Allah ın elçisine salât etmek, çoğulu salâvat getirmek olduğu, böylece ona dua etmek, onu anmak, onu yüceltmek olduğu anlaşılmış ayetten. Günümüzde bu ayet öne sürülerek, peygamberimizin adı anıldığında, ona saygı göstermek için okunan dua olduğu anlatılır. Hatta yine bu ayet öne sürülerek, peygamberimize rahmet duası yapılması gerektiği çıkarılmıştır ayetten. Örnek vermek gerekirse; SALLALLAHÜ ALEYHİ VESELLEM” VEYA “ALEYHİSSALÂTÜ VESSELÂM” denilerek getirildiği gibi, daha uzun dua metinlerinin içinde de salâvat vardır. Meselâ, namazda okuduğumuz Allahümme Salli ve Bârik duaları da, salâvat örnekleri olup, peygamberimizi ve ailesine karşı bir duadır.

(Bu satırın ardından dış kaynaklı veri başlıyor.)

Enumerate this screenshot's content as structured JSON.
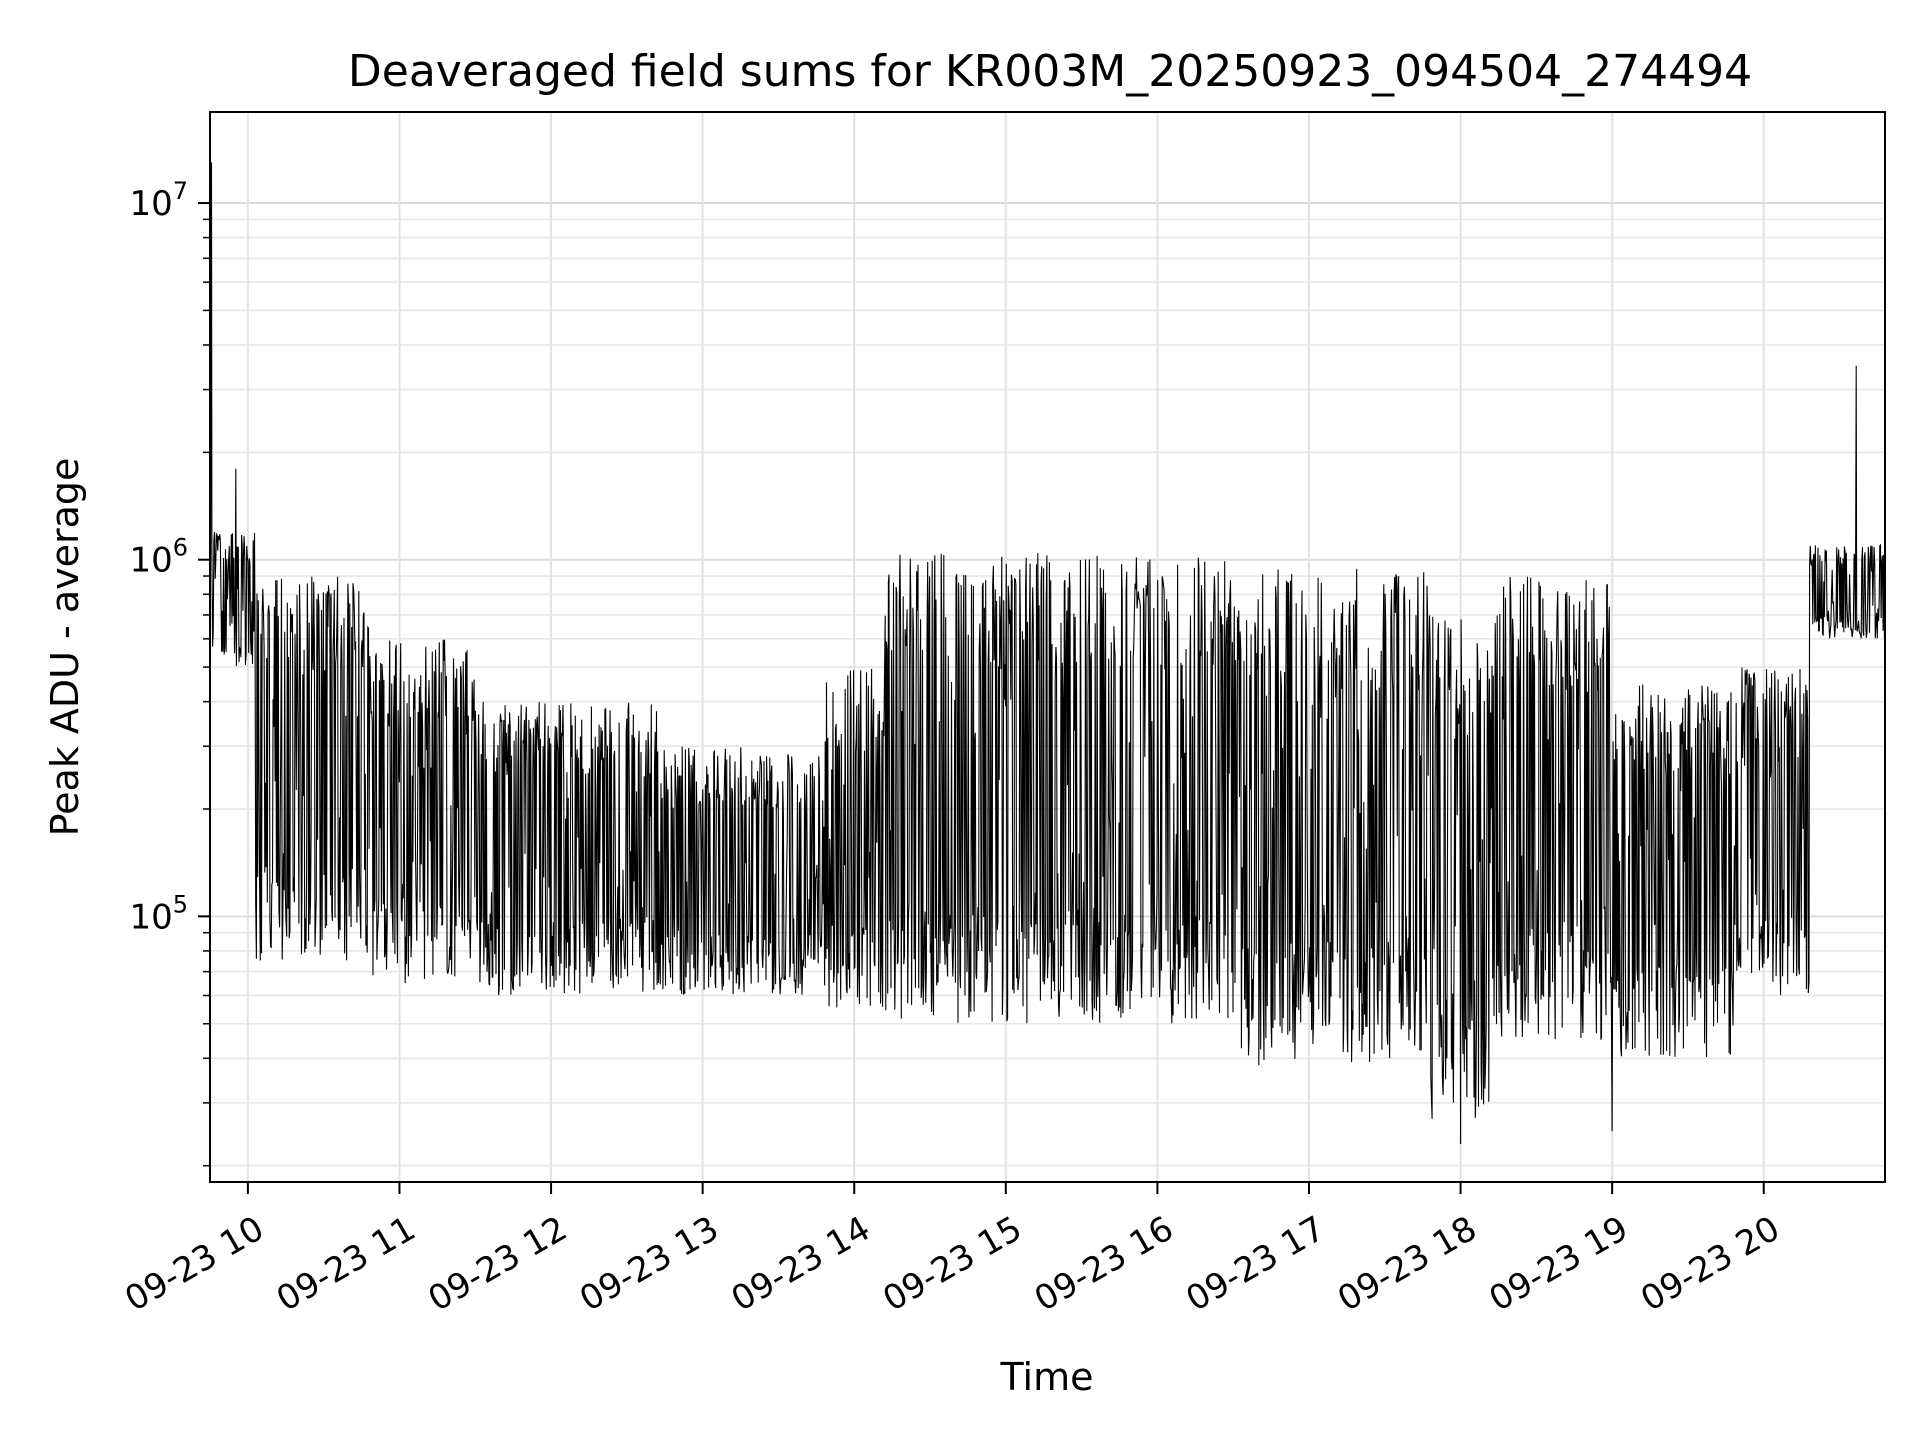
{
  "chart_data": {
    "type": "line",
    "title": "Deaveraged field sums for KR003M_20250923_094504_274494",
    "xlabel": "Time",
    "ylabel": "Peak ADU - average",
    "yscale": "log",
    "ylim": [
      18000,
      18000000
    ],
    "xlim_hours": [
      9.75,
      20.8
    ],
    "grid": true,
    "legend": "none",
    "line_color": "#000000",
    "x_ticks": [
      {
        "hour": 10,
        "label": "09-23 10"
      },
      {
        "hour": 11,
        "label": "09-23 11"
      },
      {
        "hour": 12,
        "label": "09-23 12"
      },
      {
        "hour": 13,
        "label": "09-23 13"
      },
      {
        "hour": 14,
        "label": "09-23 14"
      },
      {
        "hour": 15,
        "label": "09-23 15"
      },
      {
        "hour": 16,
        "label": "09-23 16"
      },
      {
        "hour": 17,
        "label": "09-23 17"
      },
      {
        "hour": 18,
        "label": "09-23 18"
      },
      {
        "hour": 19,
        "label": "09-23 19"
      },
      {
        "hour": 20,
        "label": "09-23 20"
      }
    ],
    "y_ticks": [
      {
        "value": 100000,
        "base": "10",
        "exp": "5"
      },
      {
        "value": 1000000,
        "base": "10",
        "exp": "6"
      },
      {
        "value": 10000000,
        "base": "10",
        "exp": "7"
      }
    ],
    "envelope_note": "Dense noisy series; per-segment typical low/high envelope (ADU) and notable spikes",
    "segments": [
      {
        "start": 9.75,
        "end": 10.05,
        "low": 500000,
        "high": 1200000
      },
      {
        "start": 10.05,
        "end": 10.8,
        "low": 75000,
        "high": 900000
      },
      {
        "start": 10.8,
        "end": 11.5,
        "low": 65000,
        "high": 600000
      },
      {
        "start": 11.5,
        "end": 12.7,
        "low": 60000,
        "high": 400000
      },
      {
        "start": 12.7,
        "end": 13.8,
        "low": 60000,
        "high": 300000
      },
      {
        "start": 13.8,
        "end": 14.2,
        "low": 55000,
        "high": 500000
      },
      {
        "start": 14.2,
        "end": 16.5,
        "low": 50000,
        "high": 1050000
      },
      {
        "start": 16.5,
        "end": 17.8,
        "low": 38000,
        "high": 950000
      },
      {
        "start": 17.8,
        "end": 18.2,
        "low": 27000,
        "high": 700000
      },
      {
        "start": 18.2,
        "end": 19.0,
        "low": 45000,
        "high": 900000
      },
      {
        "start": 19.0,
        "end": 19.8,
        "low": 40000,
        "high": 450000
      },
      {
        "start": 19.8,
        "end": 20.3,
        "low": 60000,
        "high": 500000
      },
      {
        "start": 20.3,
        "end": 20.8,
        "low": 600000,
        "high": 1100000
      }
    ],
    "spikes": [
      {
        "hour": 9.76,
        "value": 13000000
      },
      {
        "hour": 9.92,
        "value": 1800000
      },
      {
        "hour": 20.61,
        "value": 3500000
      },
      {
        "hour": 18.0,
        "value": 23000
      },
      {
        "hour": 19.0,
        "value": 25000
      }
    ]
  }
}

Yukarıda yazdığım ve peygamberimize hitaben yapılan, bu duanın acaba Ahzab suresi 56.ayetle bir ilgisi var mı, gelin birlikte bakalım, ayeti anlamaya çalışalım. Acaba bu ayette Allah, ne anlatmak istiyor bizlere. Önce günümüzde yapıldığı anlamda düşünelim. Eğer bahsedilen anlamda düşünürsek, Allah ve melekleri peygamberimize rahmet duası mı yapıyor sizce?
ALLAH GÖREV VERDİĞİ ELÇİSİNE DUA EDER Mİ? Dua kime edilir? Yüce bir makama ve ondan istekte bulunmak için yapılır. Allah emreder ve o iş olur. Demek ki bu ayette salât, dua anlamında kullanılmadığı çok açık. Çünkü Allah ve melekleri peygambere dua etmiş anlamında asla olamaz. Ne olabilir, yine bir başka anlamında olduğu gibi, DESTEK anlamı, en doğru anlam olacaktır. Zaten Sayın Bayraktar Bayraklı nın mealinde, de bu çok açık görülüyor.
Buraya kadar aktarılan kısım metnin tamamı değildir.